Why China needs to keep monetary policy loose for the next decade
Central bank adopts credit guidance to supercharge Chinese tech
China’s central bank will keep the monetary spigot turned up high for at least a decade, according to a leading Chinese economist.
Beijing needs to do this to keep GDP expansion at roughly 5% each year until the mid-2030s, and achieve Xi’s long-term economic targets.
Mass Chinese fiscal and monetary loosening is afoot
At the end of 2024, China’s Central Economic Work Conference announced that it would implement “moderately loose monetary policy.”
The last time Beijing made use of this phrase was 14 years ago, in the immediate aftermath of the Global Financial Crisis, when it launched a mammoth four trillion stimulus package to keep the Chinese economy afloat.
The Conference is thus now signalling the deployment of large-scale fiscal and monetary stimulus in 2025, to deal with an ailing property market and any Trump–associated headwinds.
In addition to loose monetary policy, the Conference also made an unprecedented call for “even more active fiscal policy.”
Monetary policy to stay loose for a decade
Lian Ping (连平), a leading Chinese economist from East China Normal University, expects the central bank to keep monetary policy loose until at least 2035.
He argues that China’s current monetary loosening differs greatly from its shock GFC rescue plan, because this time it involves “medium and long-term considerations.”
Chief amongst these is fulfilling China’s long-term economic goal of achieving per capita income at middle-developed nation levels by 2035.
This means keeping per annum GDP growth at around 5% for the next decade.
“In the next several years, maintaining GDP growth at around 5% will require the adoption of intense loosening of macroeconomic policy,” Lian Ping writes.
While cutting interest rates won’t restore consumer demand immediately, Pian argues that China “still needs monetary policy to remain moderately loose, and keep market liquidity in ample condition.”

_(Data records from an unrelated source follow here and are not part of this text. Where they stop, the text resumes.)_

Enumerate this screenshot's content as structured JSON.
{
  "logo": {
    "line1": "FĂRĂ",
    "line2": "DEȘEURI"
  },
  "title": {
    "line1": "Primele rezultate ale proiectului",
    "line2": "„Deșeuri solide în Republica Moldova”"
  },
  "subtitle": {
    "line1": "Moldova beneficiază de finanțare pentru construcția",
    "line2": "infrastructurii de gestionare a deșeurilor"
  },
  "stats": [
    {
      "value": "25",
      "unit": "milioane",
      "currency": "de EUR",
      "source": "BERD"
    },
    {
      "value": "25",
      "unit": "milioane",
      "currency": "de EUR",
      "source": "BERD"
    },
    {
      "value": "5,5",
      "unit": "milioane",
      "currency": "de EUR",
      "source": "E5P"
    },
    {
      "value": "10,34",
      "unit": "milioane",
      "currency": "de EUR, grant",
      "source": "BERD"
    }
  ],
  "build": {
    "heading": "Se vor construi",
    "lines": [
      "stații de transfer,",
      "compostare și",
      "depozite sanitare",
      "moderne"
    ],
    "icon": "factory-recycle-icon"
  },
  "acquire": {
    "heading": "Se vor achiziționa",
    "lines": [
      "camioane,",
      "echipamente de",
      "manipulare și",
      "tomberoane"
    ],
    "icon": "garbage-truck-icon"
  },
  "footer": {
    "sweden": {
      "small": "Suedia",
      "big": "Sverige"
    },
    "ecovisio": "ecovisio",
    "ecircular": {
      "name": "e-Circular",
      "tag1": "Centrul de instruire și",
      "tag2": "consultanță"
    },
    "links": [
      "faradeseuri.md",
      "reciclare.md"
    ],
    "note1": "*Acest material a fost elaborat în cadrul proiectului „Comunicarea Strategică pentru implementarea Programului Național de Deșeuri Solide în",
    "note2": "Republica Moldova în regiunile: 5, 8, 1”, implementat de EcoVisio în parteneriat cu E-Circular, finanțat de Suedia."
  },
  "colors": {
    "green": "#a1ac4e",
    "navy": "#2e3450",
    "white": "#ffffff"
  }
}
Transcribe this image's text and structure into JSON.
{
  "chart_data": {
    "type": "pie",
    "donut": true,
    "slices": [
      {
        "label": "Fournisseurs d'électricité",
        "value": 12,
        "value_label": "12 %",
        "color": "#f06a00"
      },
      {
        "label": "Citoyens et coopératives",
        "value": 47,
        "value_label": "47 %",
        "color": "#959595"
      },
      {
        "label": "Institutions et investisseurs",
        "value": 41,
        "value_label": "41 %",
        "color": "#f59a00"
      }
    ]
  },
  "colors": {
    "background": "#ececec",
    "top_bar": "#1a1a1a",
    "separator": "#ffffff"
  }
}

The Chinese central bank’s four core motivations
Lian Ping identifies at least four other core motivations for China’s central bank keeping monetary policy loose and liquidity high for the next decade.
The first is providing ample liquidity for the large-scale issuance of Chinese treasuries and local government bonds.
Loose monetary policy will support China’s expansion in fiscal policy that will see increases to both the deficit ratio and outstanding government debt.
2025 could see the issuance of around 2 trillion yuan in ultra-long-term Chinese treasuries.
Beijing plans to issue over 12 trillion yuan in special bonds from 2024 to 2028, to roll over risk-fraught local government hidden debt. This is equal to issuance of at least 2.4 trillion yuan each year.
The second is to provide long-term financial support to China’s efforts to grow its hi-tech sectors and achieve scientific and technological independence from the US.
This measure will also involve the Chinese central bank playing a greater credit guidance role, driving more funds to tech sector firms.
The third is supporting a recovery in the Chinese property market, which has been in a slump ever since 2021.
China’s top real estate enterprises, including listed companies, have at least 2 trillion yuan in debts they need to roll over in 2025.
The fifth is boosting the expectations of China’s capital markets, and maintaining the stability of stock and bond markets.
Lian expects the Chinese central bank to include the share market within macroprudential policy considerations in 2025, and expand the use of reloan tools to stabilise stock prices.